Das muss jedem Arbeitgeber bewusst sein.
Daraus resultiert stets im Problemfall eine gesetzliche Einstandspflicht
für den Arbeitgeber ("Subsidiärhaftung" gem. §1 Abs.1 S.3 BetrAVG).
Das gilt auch für die Entgeltumwandlung!
Der Arbeitgeber ist im weit verbreiteten Durchführungsweg Direktversicherung als Versicherungsnehmer Vertragspartner im System der Entgeltumwandlung.
Daraus resultieren Rechte und Pflichten, auch bei der Finanzierungsform Entgeltumwandlung, bei der das Unternehmen quasi als unterstützender Umsetzer fungiert. Der Arbeitgeber erteilt automatisch nach BetrAVG eine Zusage, die zu erfüllen ist. Wenn diese Zusage inhaltlich nicht schriftlich verbrieft ist, können daraus Haftungsrisiken und Kosten für den Arbeitgeber entstehen.
Der Arbeitgeber muss hier Arbeitsrecht, Steuer- und Sozialversicherungsrecht und Versicherungsvertragsrecht berücksichtigen.
Daher hier gilt es ein Konzept zu verfolgen und nicht lediglich nur Entgeltumwandlungsverträge zu archivieren und abzurechnen.

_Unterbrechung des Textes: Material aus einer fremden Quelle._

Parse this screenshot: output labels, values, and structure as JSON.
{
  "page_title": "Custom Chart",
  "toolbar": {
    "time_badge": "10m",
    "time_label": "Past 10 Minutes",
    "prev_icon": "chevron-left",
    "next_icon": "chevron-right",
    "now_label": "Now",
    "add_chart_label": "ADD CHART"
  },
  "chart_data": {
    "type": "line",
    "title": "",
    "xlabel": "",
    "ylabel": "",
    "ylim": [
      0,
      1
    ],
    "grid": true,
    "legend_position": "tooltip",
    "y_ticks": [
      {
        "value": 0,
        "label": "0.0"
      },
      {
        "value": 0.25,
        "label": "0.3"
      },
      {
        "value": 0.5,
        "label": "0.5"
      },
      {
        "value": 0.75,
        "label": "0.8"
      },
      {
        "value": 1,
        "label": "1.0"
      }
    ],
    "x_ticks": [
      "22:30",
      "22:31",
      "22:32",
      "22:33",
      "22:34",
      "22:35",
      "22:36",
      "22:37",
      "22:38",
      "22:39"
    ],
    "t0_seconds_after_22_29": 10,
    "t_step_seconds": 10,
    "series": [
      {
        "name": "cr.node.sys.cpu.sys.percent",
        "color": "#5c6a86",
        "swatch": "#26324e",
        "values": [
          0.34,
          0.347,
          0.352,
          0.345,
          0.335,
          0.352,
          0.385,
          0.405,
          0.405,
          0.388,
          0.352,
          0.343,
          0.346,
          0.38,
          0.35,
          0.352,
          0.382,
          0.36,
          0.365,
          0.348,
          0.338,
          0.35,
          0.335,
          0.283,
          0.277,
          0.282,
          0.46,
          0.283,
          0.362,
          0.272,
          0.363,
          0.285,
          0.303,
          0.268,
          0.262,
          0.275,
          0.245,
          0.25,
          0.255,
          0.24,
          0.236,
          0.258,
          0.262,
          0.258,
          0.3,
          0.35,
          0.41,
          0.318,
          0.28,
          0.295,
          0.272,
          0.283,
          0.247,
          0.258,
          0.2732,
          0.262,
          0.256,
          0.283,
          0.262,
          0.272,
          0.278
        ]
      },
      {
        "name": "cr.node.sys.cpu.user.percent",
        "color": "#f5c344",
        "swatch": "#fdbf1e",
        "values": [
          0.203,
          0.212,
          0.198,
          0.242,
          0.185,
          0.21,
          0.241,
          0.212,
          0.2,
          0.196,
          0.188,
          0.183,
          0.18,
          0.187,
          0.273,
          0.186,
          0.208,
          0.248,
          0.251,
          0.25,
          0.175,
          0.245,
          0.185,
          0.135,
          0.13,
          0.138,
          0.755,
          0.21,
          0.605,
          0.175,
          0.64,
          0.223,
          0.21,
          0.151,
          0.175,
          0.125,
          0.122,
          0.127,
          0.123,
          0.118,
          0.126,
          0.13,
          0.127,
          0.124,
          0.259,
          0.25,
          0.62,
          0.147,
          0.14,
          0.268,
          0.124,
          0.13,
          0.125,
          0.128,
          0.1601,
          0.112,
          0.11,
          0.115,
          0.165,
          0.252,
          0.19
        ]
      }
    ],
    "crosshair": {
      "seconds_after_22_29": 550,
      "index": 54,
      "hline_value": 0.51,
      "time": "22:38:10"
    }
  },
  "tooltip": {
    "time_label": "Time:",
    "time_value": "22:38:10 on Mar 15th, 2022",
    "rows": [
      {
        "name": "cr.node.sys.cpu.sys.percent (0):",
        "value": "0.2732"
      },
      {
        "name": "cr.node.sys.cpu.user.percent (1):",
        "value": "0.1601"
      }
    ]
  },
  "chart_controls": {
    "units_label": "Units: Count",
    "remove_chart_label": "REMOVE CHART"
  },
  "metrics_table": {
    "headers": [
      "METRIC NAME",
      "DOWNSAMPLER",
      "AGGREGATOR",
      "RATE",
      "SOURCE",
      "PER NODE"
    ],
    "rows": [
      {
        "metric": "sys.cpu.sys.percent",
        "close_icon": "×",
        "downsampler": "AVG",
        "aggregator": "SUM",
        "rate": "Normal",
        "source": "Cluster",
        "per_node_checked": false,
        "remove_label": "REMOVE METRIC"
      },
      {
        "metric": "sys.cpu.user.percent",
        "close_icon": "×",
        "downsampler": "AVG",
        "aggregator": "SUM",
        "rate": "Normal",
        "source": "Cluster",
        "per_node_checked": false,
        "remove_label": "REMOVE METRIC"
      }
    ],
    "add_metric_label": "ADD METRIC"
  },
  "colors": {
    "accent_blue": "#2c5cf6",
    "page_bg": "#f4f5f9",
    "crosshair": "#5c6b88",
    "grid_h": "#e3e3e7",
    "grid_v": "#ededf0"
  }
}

Dies gilt beispielhaft besonders, wenn neue Mitarbeiter Ihre "alte Police mitbringen".
Versäumnisse, Nachlässigkeiten und Fehler des Arbeitgebers können hier zu einer Einstandspflicht des Unternehmens für die dem Arbeitnehmer zugesagten Leistungen
nach § 1 Abs.1 Satz 3 Betriebsrentengesetz* führen. Der Arbeitgeber ist immer in der Subsidiärhaftung.